In the face of a terminal diagnosis, many courageous people have become more determined to live their lives to the fullest.
A new documentary series examines this unique struggle. Ahead of “My Last Days,” premiering Wednesday at 9 p.m. on the CW, three of its subjects tell The Post how they’re coping.
Kendrick David Evans, 25, Tallahassee, Fla.
In 2012, Evans was diagnosed with a rare form of sleep apnea that causes him to stop breathing more than 100 times per night, and doctors gave him three years to live unless he got a tracheal tube in his throat. The prognosis pushed Evans, a gospel singer, into depression and a suicide attempt, and family tensions arose when he decided to refuse the procedure.
“I would rather die without the surgery and be able to still sing in my regular voice and still travel,” he says. “At first [my parents] . . . thought I was being rebellious. But where we’re at now, they understand.”
Now he sleeps with a BiPAP machine to regulate his breathing, and while he still wakes up some nights gasping for air, he’s gained an appreciation for life with each night he survives. And he can still sing — he has a new single with gospel singer BeBe Winans out Aug. 19 — and travel, like to an awards show in Memphis, Tenn.

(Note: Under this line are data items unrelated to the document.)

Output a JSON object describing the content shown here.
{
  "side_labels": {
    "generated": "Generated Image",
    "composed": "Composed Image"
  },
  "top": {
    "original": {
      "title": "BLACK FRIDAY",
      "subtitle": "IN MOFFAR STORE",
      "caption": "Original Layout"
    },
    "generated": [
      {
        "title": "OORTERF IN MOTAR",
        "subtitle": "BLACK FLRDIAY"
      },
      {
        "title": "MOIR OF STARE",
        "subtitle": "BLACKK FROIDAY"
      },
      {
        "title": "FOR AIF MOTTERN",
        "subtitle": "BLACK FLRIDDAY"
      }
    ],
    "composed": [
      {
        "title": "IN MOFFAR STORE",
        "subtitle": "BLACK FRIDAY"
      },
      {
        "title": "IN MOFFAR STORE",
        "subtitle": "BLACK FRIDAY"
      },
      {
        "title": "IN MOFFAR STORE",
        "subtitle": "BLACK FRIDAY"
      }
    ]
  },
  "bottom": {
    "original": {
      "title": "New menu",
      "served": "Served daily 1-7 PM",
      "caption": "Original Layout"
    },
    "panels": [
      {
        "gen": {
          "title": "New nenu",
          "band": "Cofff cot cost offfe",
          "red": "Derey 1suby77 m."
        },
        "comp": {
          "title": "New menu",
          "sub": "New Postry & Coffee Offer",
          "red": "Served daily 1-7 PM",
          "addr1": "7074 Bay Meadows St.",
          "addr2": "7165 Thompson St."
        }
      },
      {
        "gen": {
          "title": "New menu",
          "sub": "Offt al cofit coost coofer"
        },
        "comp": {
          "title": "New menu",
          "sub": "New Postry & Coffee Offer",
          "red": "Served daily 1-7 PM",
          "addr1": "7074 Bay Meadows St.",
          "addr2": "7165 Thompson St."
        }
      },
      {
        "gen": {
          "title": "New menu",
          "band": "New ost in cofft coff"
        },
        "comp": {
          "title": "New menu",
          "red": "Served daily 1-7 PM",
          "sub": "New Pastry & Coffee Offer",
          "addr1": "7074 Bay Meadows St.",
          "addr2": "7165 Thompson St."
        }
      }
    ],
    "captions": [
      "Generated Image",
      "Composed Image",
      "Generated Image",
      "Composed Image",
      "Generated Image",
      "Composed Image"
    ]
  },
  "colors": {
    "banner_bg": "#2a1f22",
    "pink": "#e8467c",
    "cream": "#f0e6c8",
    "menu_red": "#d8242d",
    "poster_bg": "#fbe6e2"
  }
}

“Now [that] I try to live each day to the fullest, I go to bed without being mad at people,” he says.
Claire Wineland, 19, Venice Beach, Calif.
Wineland was born with cystic fibrosis and given a life expectancy of 10 years. Thanks to advances in treatment, that expectancy is now into her 20s or 30s, but she still has had close calls — at age 13 she was in a coma for 16 days and given a 1 percent chance to live.